This year, rather than the Hexham to Ovingham point to point, a new course had been devised by Tynedale Harriers. The race HQ was Hexham race course. I'd been there a few weeks earlier to do the Wiggle 'Hell of the North' cycle sportive. Properly described.
As I drove the athletes to the course, the sun was rising and it was looking like a really nice day. Not much wind either. I was aware that the course was likely to be hilly, but I assumed that whatever sharp rises that were encountered on the course would be offset by low slow downhills that we could get the time back on. This is an unwritten understanding between organisers and runners.
There was a good crowd finding their numbers among the 600 or so that had pre-entered. Some of the roads were closed, and I thought anything below a 1:08 might be good, given my patchy training of late. There was chip timing and as we lined up, clubmate Jim A. lifted the tape and invited me to slip in near the front.
I knew the first mile would be a steady downhill, but the subsequent downslope steepened from mile one to mile two and I was soon up with Paul Redman of Sunderland. We were still going down and down and struggling to keep up with our legs. We had a brief exchange, some garbled words and then I dropped my gel, so had to come to a halt, which took several metres and then nip back and pick it up, by which time the group I was in was away doon the hill chasing after their legs and looking for the anchors.
The first 2 miles were too fast, but then, as we reached the valley, we hung a sharp right and then began a climb for 2 miles. Rather than carrying my gel, I decided after 3 miles to consume it. However, I was puffing so heavily that the goo sat in my slack jaw and after a while I was aware that it had begun to dribble out of my gaping mouth as the hill went on and on. I was too busy looking for oxygen and checking my medical records. My eyes had glazed over and my lungs were mush.

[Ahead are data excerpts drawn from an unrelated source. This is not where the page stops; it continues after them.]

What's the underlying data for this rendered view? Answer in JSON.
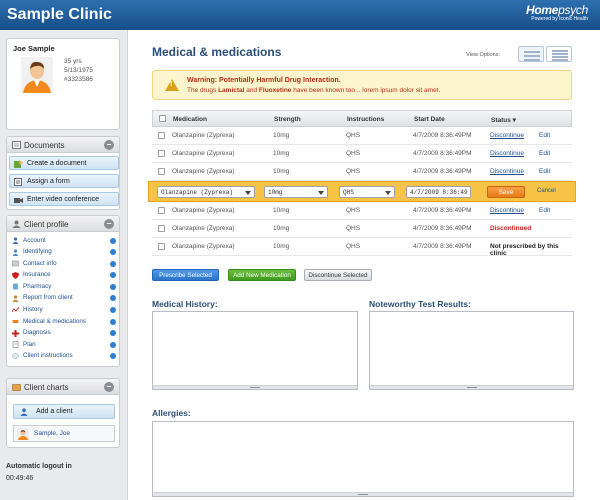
{
  "app": {
    "title": "Sample Clinic",
    "brand": {
      "name_prefix": "Home",
      "name_suffix": "psych",
      "tagline": "Powered by Iconic Health"
    }
  },
  "patient": {
    "name": "Joe Sample",
    "age": "35 yrs",
    "dob": "5/13/1975",
    "id": "#3323586"
  },
  "documents": {
    "title": "Documents",
    "toggle": "−",
    "buttons": [
      "Create a document",
      "Assign a form",
      "Enter video conference"
    ]
  },
  "client_profile": {
    "title": "Client profile",
    "toggle": "−",
    "items": [
      "Account",
      "Identifying",
      "Contact info",
      "Insurance",
      "Pharmacy",
      "Report from client",
      "History",
      "Medical & medications",
      "Diagnosis",
      "Plan",
      "Client instructions"
    ]
  },
  "client_charts": {
    "title": "Client charts",
    "toggle": "−",
    "add_label": "Add a client",
    "client_name": "Sample, Joe"
  },
  "logout": {
    "label": "Automatic logout in",
    "time": "00:49:46"
  },
  "main": {
    "title": "Medical & medications",
    "view_options_label": "View Options:",
    "warning": {
      "title": "Warning: Potentially Harmful Drug Interaction.",
      "body_prefix": "The drugs ",
      "drug1": "Lamictal",
      "and": " and ",
      "drug2": "Fluoxetine",
      "body_suffix": " have been known too... lorem ipsum dolor sit amet."
    },
    "table": {
      "headers": [
        "Medication",
        "Strength",
        "Instructions",
        "Start Date",
        "Status"
      ],
      "rows": [
        {
          "medication": "Olanzapine (Zyprexa)",
          "strength": "10mg",
          "instructions": "QHS",
          "start": "4/7/2009 8:36:49PM",
          "status": "Discontinue",
          "action": "Edit"
        },
        {
          "medication": "Olanzapine (Zyprexa)",
          "strength": "10mg",
          "instructions": "QHS",
          "start": "4/7/2009 8:36:49PM",
          "status": "Discontinue",
          "action": "Edit"
        },
        {
          "medication": "Olanzapine (Zyprexa)",
          "strength": "10mg",
          "instructions": "QHS",
          "start": "4/7/2009 8:36:49PM",
          "status": "Discontinue",
          "action": "Edit"
        }
      ],
      "edit_row": {
        "medication": "Olanzapine (Zyprexa)",
        "strength": "10mg",
        "instructions": "QHS",
        "start": "4/7/2009 8:36:49",
        "save": "Save",
        "cancel": "Cancel"
      },
      "rows_after": [
        {
          "medication": "Olanzapine (Zyprexa)",
          "strength": "10mg",
          "instructions": "QHS",
          "start": "4/7/2009 8:36:49PM",
          "status": "Discontinue",
          "action": "Edit"
        },
        {
          "medication": "Olanzapine (Zyprexa)",
          "strength": "10mg",
          "instructions": "QHS",
          "start": "4/7/2009 8:36:49PM",
          "status": "Discontinued",
          "action": ""
        },
        {
          "medication": "Olanzapine (Zyprexa)",
          "strength": "10mg",
          "instructions": "QHS",
          "start": "4/7/2009 8:36:49PM",
          "status": "Not prescribed by this clinic",
          "action": ""
        }
      ]
    },
    "buttons": {
      "prescribe": "Prescribe Selected",
      "add": "Add New Medication",
      "discontinue": "Discontinue Selected"
    },
    "sections": {
      "history": "Medical History:",
      "tests": "Noteworthy Test Results:",
      "allergies": "Allergies:"
    }
  }
}
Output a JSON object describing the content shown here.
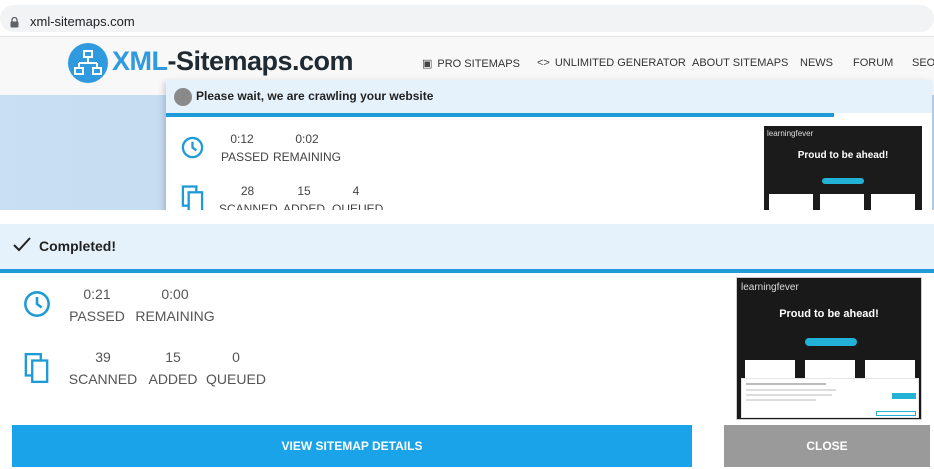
{
  "browser": {
    "url": "xml-sitemaps.com"
  },
  "site": {
    "logo_xml": "XML",
    "logo_rest": "-Sitemaps.com",
    "nav": [
      {
        "label": "PRO SITEMAPS",
        "icon": "pro-icon"
      },
      {
        "label": "UNLIMITED GENERATOR",
        "icon": "code-icon"
      },
      {
        "label": "ABOUT SITEMAPS"
      },
      {
        "label": "NEWS"
      },
      {
        "label": "FORUM"
      },
      {
        "label": "SEO"
      }
    ]
  },
  "crawling_dialog": {
    "title": "Please wait, we are crawling your website",
    "passed": "0:12",
    "remaining": "0:02",
    "scanned": "28",
    "added": "15",
    "queued": "4",
    "labels": {
      "passed": "PASSED",
      "remaining": "REMAINING",
      "scanned": "SCANNED",
      "added": "ADDED",
      "queued": "QUEUED"
    }
  },
  "completed_dialog": {
    "title": "Completed!",
    "passed": "0:21",
    "remaining": "0:00",
    "scanned": "39",
    "added": "15",
    "queued": "0",
    "labels": {
      "passed": "PASSED",
      "remaining": "REMAINING",
      "scanned": "SCANNED",
      "added": "ADDED",
      "queued": "QUEUED"
    },
    "preview": {
      "brand": "learningfever",
      "tagline": "Proud to be ahead!"
    },
    "buttons": {
      "details": "VIEW SITEMAP DETAILS",
      "close": "CLOSE"
    }
  },
  "colors": {
    "accent": "#1aa3e8",
    "progress": "#1e9bd7",
    "header_bg": "#e6f2fb",
    "close_bg": "#9a9a9a"
  }
}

By the first drinks station I was puggled, realising that the gradients were unusually steep and the climbs long. I was passed periodically by runners. I saw one girl heave at the side of the road and another faster clubmate up ahead stopping and starting, clearly feeling out of sorts. The road dived again, then we reached a ford. If you reach a ford, you know the road out in any direction is precipitous and so it was. Up and up and up. By 6 miles I had begun to generate a reaction, a feeling of resentment that I was too far in to bail out. I would have packed in, I think.
At 7 miles another water stop provided a much needed drink. By 8 miles as we dropped down again I knew there was the same 2 mile rise to the finish that we had previously come down, but at the arrival of the start of the rise, marked by a sharp incline, I shook my head as I watched the two guys up ahead walking up the crest of the hill. I was in survival mode, but had slowed to a shuffle. Quite an unusual course selection, I mused.
I finished in 1:14. One marshall asked me at the end if I'd do it again.
perhaps...with a jet pack or perhaps on a milk float.
Later, as I tried to rationalise the day, I wondered if the organisers had found a good HQ and then tried to find a course to fit a 10 mile route. When I got home I had to have a lie down for an hour. Maybe, in the words of Viper from Top Gun, I'd been 'holding on too tight'.....maybe I need a chill pill. Need to chillax. Aunt Aggie had a laugh when she heard and suggested I might like to take up baking or perhaps chess, but then adding that I didn't have the intellect for either.
Six beat the hour. Stars. The winner admitted it was the hardest 10 mile race he'd ever run. What a daft carry on.